As their empire has grown, the partners have had to streamline menus and sourcing, a challenge they say helps them create maximum impact. “It’s understanding how to work on a scale with values that has been the biggest challenge,” says Matheson. While they’ve continued building relationships with small farmers in each market, the chef says they’re now focusing on fewer, deeper relationships rather than bringing in scattershot ingredients from several farms.
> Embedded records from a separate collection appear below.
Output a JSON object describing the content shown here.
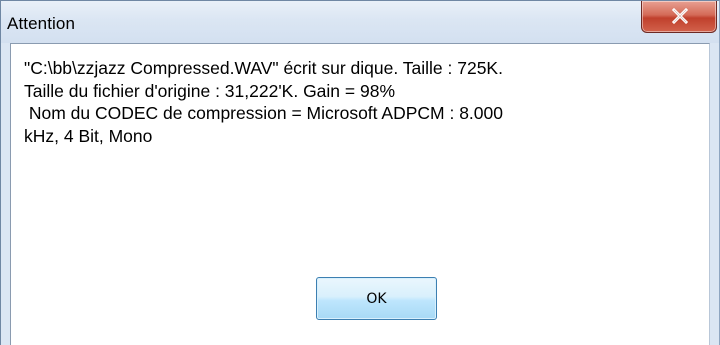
{
  "dialog": {
    "title": "Attention",
    "close_icon": "close-x-icon",
    "message_lines": [
      "\"C:\\bb\\zzjazz Compressed.WAV\" écrit sur dique. Taille : 725K.",
      "Taille du fichier d'origine : 31,222'K. Gain = 98%",
      " Nom du CODEC de compression = Microsoft ADPCM : 8.000",
      "kHz, 4 Bit, Mono"
    ],
    "ok_label": "OK"
  },
  "colors": {
    "titlebar": "#dbe6f3",
    "close_button": "#c7432f",
    "ok_button_border": "#3c7fb1"
  }
}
The Kitchen’s most recent foray was into Indi

anapolis, where opening a Hedge Row was especially rewarding, Matheson says. But then the partners turned their attention back to the original Boulder space, which was due for a refresh after nearly fifteen years. Some of that was cosmetic: The back of the house received new equipment and the dining room got new furniture, plus high-top community seating around the bar. The partners also installed Lewin’s orb light fixtures, which are featured in all of the group’s other restaurants.

The most significant change, though, is the menu. “With the refresh, we wanted to match the way Hugo and I love to eat, which is more communal,” says Musk. “We designed this new menu very carefully. It’s really designed for this communal eating. Whether you order chicken, broccoli or hummus, it goes in the center of the table.” The new list is heavy on large entrees, and there are more vegetable dishes and broader global flavors, including roasted turnips with miso butter and piri piri chicken, which comes from Musk’s home country, South Africa. But the staples — tomato soup, garlic fries, Bolognese and, yes, sticky toffee pudding — remain.
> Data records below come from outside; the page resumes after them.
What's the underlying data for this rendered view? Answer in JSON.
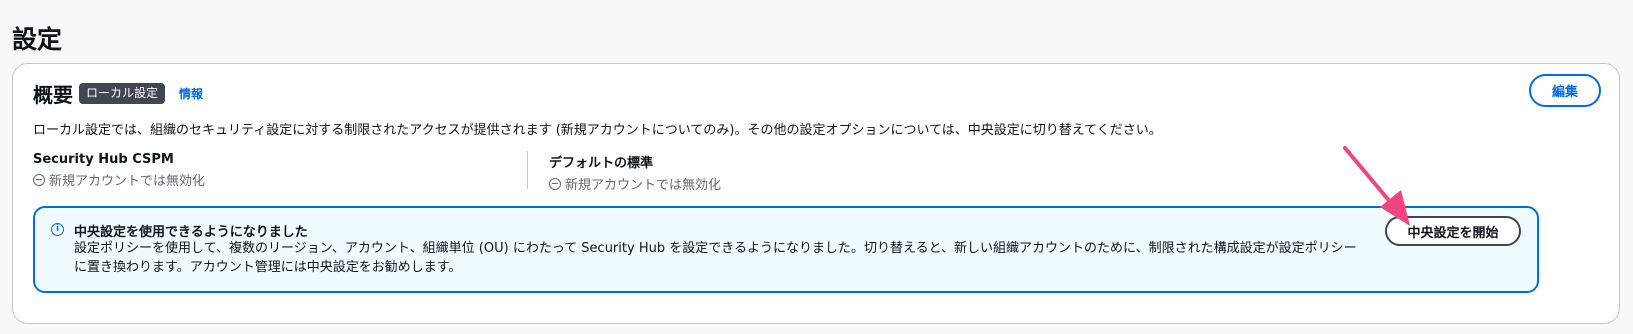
{
  "page": {
    "title": "設定"
  },
  "overview": {
    "title": "概要",
    "badge": "ローカル設定",
    "info_link": "情報",
    "edit_label": "編集",
    "description": "ローカル設定では、組織のセキュリティ設定に対する制限されたアクセスが提供されます (新規アカウントについてのみ)。その他の設定オプションについては、中央設定に切り替えてください。",
    "columns": [
      {
        "label": "Security Hub CSPM",
        "status": "新規アカウントでは無効化",
        "icon": "minus-circle-icon"
      },
      {
        "label": "デフォルトの標準",
        "status": "新規アカウントでは無効化",
        "icon": "minus-circle-icon"
      }
    ]
  },
  "alert": {
    "icon": "info-icon",
    "title": "中央設定を使用できるようになりました",
    "body": "設定ポリシーを使用して、複数のリージョン、アカウント、組織単位 (OU) にわたって Security Hub を設定できるようになりました。切り替えると、新しい組織アカウントのために、制限された構成設定が設定ポリシーに置き換わります。アカウント管理には中央設定をお勧めします。",
    "button_label": "中央設定を開始"
  },
  "colors": {
    "accent": "#006ce0",
    "alert_bg": "#f0fbff",
    "badge_bg": "#424650",
    "annotation_arrow": "#f0467f"
  }
}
The nuts and bolts of the food overhaul fell to Meg Grace Larcom, who came on two years ago to open the first Hedge Row. “As for sourcing, we’re focused on sustainability more than ever,” she says. “We have more locations now, so if we get organized, we can make a big impact.” And if all goes well with the Boulder menu, it will lay the foundation for menu changes at all the Kitchen bistros.

“This is our special place; it was our first love,” says Musk. “For us to come back and give it some love, we’re really excited.”

“We look forward to the next fifteen years,” concludes Matheson.